27 Mart 2013 Çarşamba
2004 Yılının En İyi Fantezi ve Korku Öyküleri
Yedinci Kapı Yayınları tarafından 2005 yılında yayınlanan bu kitap, “seçme” “fantezi” ve “korku” öykülerinden oluşuyor. Yayınevi bir de aynı yıl “2004 Yılının En İyi Fantezi ve Korku Öyküleri 2” yi yayınlamış. Toplam 15 öykü var kitapta. Ben sahaflarda ucuza bulunca almıştım bu kitabı.

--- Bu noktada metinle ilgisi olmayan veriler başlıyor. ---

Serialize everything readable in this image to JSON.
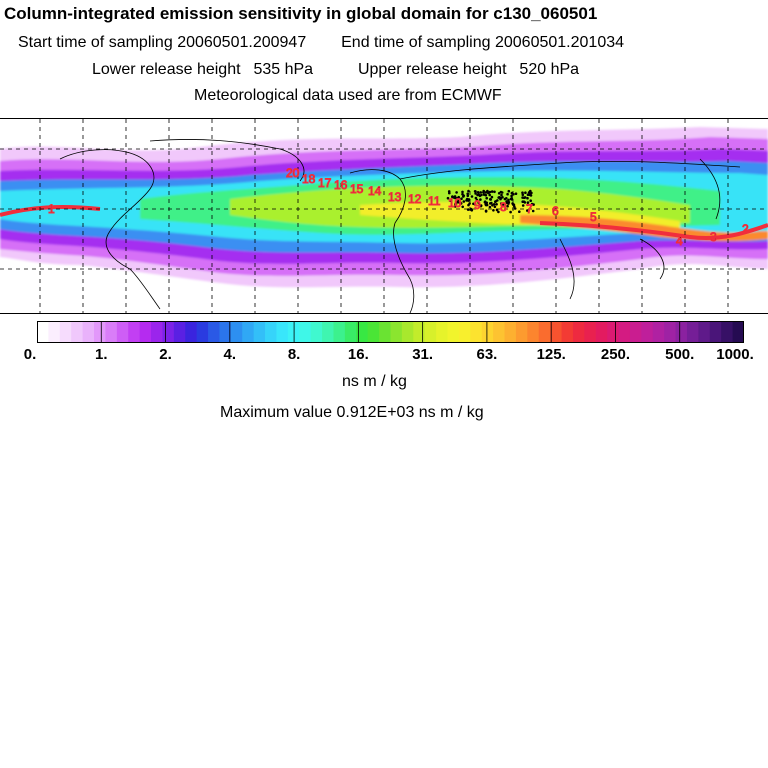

Değerlendirme kısmına geçelim; Stephen King, Neil Gaiman gibi tanınmış isimler sayesinde diğer yazarların da öykülerini tanıtmak için hazırlanmış bir kitap diyebiliriz. Yalnız işin kötü tarafı ben bu kitaptaki hemen hemen hiçbir öyküyü beğenmedim, çok sevdiğim Stephen King bile beni hayal kırıklığına uğrattı, Neil Gaiman ise kendi tarzında Sherlock Holmes’i yorumlamış. İlginç olan bu kitapta korku öyküsüne rastlamadım, belki biraz gerilim, ucundan fantezi. Fantezi öyküsü deyince de yanlış bir anlaşılma olmuş sanki bazı öykülerde, "fantezi"yi oluşturan, öyküye hiçbir katkısı olmayan bir sürü gereksiz ve saçma ayrıntı. Hele bazı öyküler gerçekten çok kötüydü. Az da olsa beğendiğim tek öykü “Virginia” oldu, biraz da “Yıldız Uçurtması”. Kitabı pek beğenmedim anladığınız üzere, keşke ismi daha az iddialı bir şey olsaydı.
19 Mart 2013 Salı
Ayışığı Kedisi- Ayşım Okudan
Uzun zamandır okumak istediğim ancak yıllık kitap alışverişlerimi en az 6ayda bir yaptığım için ancak alıp okuma fırsatı bulduğum Ayışığı Kedisi'ni sonunda okudum. Yazar Ayşım Okudan aslında blogunu çok severek takip ettiğim blogger arkadaşım, bir kaç ay önce kendisinin bir çok marifetinin yanında aynı zamanda yazar olduğunu öğrenince çok şaşırdım, üstelik Ayışığı Kedisi kendisinin ikinci kitabı.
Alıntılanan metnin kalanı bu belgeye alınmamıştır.